Why Reentry Programs? Why Now?
By Brooke A. Lewis and Maggie Gordon
After decades of putting more and more people behind bars, the U.S. now has the world's highest incarceration rate: Though it's home to less than 5 percent of the world's population, it accounts for roughly 25 percent of people in jail and prison.
And that, both Republicans and Democrats recognize, is a big, fat societal problem. It's expensive to lock up criminals: Texas spends more than $18,000 a year per inmate. And for the inmate and his or her family, the emotional and financial fallout can last long after the first sentence. Former inmates, finding it hard to make it on the outside, tend to cycle in and out of lockup. According to the Bureau of Justice Statistics, between 2005 and 2010, about two-thirds of people released from prison were arrested for a new crime within three years.

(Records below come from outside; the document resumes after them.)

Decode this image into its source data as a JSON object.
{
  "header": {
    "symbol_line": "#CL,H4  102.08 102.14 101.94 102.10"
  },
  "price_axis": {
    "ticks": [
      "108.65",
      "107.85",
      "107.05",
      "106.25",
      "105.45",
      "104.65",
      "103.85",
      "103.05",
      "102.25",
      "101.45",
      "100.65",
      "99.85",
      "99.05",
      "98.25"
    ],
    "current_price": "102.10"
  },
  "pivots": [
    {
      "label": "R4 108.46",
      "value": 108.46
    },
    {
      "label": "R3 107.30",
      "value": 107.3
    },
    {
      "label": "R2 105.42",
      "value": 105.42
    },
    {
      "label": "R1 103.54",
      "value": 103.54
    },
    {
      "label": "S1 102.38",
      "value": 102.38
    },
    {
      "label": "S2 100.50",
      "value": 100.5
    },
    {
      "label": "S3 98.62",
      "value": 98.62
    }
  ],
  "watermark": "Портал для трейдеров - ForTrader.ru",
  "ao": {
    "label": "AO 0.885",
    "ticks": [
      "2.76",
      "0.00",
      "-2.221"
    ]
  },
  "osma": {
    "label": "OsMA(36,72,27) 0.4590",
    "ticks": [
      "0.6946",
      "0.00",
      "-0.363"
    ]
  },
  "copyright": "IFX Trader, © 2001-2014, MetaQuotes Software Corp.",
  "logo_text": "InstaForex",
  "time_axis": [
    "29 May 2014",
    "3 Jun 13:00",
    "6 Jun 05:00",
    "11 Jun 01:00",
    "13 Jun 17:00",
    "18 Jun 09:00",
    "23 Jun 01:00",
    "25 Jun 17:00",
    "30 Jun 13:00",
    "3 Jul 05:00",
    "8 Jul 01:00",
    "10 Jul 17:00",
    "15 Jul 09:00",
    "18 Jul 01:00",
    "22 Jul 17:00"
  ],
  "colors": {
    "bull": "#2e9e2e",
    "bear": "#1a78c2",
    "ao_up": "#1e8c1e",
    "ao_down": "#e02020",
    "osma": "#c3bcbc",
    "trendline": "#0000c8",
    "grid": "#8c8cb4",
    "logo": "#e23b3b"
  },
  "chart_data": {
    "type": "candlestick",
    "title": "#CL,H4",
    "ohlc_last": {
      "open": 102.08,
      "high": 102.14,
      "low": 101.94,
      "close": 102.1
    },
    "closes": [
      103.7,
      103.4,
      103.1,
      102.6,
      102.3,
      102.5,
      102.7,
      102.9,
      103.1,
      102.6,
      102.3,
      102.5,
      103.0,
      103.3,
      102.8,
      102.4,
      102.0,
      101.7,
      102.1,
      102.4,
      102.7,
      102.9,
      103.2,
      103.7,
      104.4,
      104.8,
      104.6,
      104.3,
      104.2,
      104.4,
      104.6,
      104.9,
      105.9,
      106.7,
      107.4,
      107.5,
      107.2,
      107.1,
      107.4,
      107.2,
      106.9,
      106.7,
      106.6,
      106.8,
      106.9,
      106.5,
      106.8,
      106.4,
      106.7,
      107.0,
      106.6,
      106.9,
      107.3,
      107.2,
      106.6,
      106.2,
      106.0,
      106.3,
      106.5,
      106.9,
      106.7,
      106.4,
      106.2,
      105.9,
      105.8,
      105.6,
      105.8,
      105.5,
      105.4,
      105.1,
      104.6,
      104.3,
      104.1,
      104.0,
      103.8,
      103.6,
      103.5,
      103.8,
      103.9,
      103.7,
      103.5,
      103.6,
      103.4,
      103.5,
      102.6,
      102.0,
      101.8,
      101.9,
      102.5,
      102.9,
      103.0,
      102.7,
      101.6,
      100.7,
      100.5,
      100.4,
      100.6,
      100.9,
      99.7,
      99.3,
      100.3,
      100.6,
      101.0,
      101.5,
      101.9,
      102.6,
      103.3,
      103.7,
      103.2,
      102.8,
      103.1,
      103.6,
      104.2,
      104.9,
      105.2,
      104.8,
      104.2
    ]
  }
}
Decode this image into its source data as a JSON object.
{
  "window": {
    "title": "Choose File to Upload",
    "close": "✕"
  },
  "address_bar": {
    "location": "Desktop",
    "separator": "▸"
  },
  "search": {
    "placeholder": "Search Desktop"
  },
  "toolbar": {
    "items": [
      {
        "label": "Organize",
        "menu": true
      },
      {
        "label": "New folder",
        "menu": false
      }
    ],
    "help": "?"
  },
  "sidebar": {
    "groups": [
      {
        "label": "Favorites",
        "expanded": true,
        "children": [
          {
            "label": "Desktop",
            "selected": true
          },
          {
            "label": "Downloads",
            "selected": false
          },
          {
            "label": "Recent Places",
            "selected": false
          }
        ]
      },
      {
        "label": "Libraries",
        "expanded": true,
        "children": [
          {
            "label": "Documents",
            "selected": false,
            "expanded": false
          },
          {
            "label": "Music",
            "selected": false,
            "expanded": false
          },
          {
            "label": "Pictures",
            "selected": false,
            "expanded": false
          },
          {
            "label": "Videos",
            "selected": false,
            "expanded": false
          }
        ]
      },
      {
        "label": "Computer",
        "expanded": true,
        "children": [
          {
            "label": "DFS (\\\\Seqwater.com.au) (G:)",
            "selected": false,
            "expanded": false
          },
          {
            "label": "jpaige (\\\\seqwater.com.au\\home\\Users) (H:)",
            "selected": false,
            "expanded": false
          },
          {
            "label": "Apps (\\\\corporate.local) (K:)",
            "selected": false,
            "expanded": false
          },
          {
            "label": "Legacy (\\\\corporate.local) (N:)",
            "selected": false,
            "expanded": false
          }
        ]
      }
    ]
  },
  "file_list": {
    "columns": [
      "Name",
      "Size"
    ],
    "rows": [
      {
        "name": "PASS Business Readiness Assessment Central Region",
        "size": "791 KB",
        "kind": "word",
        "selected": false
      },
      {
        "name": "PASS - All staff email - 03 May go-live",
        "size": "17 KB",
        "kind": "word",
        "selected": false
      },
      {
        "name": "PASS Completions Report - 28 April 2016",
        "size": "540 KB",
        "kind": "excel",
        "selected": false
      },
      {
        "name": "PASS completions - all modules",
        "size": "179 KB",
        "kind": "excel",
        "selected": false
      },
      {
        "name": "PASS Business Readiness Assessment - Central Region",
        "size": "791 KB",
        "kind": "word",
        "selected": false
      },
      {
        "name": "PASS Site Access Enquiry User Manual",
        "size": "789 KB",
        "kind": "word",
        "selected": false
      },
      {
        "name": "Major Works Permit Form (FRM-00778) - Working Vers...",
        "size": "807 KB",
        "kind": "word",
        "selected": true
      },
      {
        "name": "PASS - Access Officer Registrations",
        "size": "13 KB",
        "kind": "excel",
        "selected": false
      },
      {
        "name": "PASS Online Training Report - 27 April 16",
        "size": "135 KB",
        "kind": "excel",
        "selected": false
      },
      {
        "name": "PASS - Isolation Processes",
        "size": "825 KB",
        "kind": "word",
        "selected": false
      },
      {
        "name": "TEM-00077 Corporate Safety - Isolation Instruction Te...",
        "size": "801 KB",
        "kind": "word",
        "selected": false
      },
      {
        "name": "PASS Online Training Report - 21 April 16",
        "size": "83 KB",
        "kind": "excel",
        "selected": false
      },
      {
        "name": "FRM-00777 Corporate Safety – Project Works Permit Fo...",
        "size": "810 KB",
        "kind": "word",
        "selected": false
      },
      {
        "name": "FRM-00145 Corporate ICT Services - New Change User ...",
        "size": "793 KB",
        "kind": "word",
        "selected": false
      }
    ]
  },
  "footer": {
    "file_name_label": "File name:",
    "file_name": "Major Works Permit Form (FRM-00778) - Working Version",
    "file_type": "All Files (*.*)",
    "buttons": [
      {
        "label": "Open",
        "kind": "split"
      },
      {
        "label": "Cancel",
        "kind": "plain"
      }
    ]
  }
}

In recent years, legislators have pushed "re-entry" programs aimed at breaking the cycle of incarceration, often using a combination of things like cognitive behavior therapy, job assistance and drug rehab. Under the Obama administration, the federal government has issued more than 700 grants re-entry programs.
Harris County Jail's suite of re-entry programs — for veterans, mothers, drug addicts, and transgender people — is unusual: Most re-entry programs are in state and federal prisons, not jails. The difference is significant. In prisons, convicted criminals are locked up for extended periods of time. Jails, on the other hand, are often seen as temporary holding tanks; for the roughly 90,000 inmates who pass through the Harris County Jail each year, the average stay is only around 72 hours.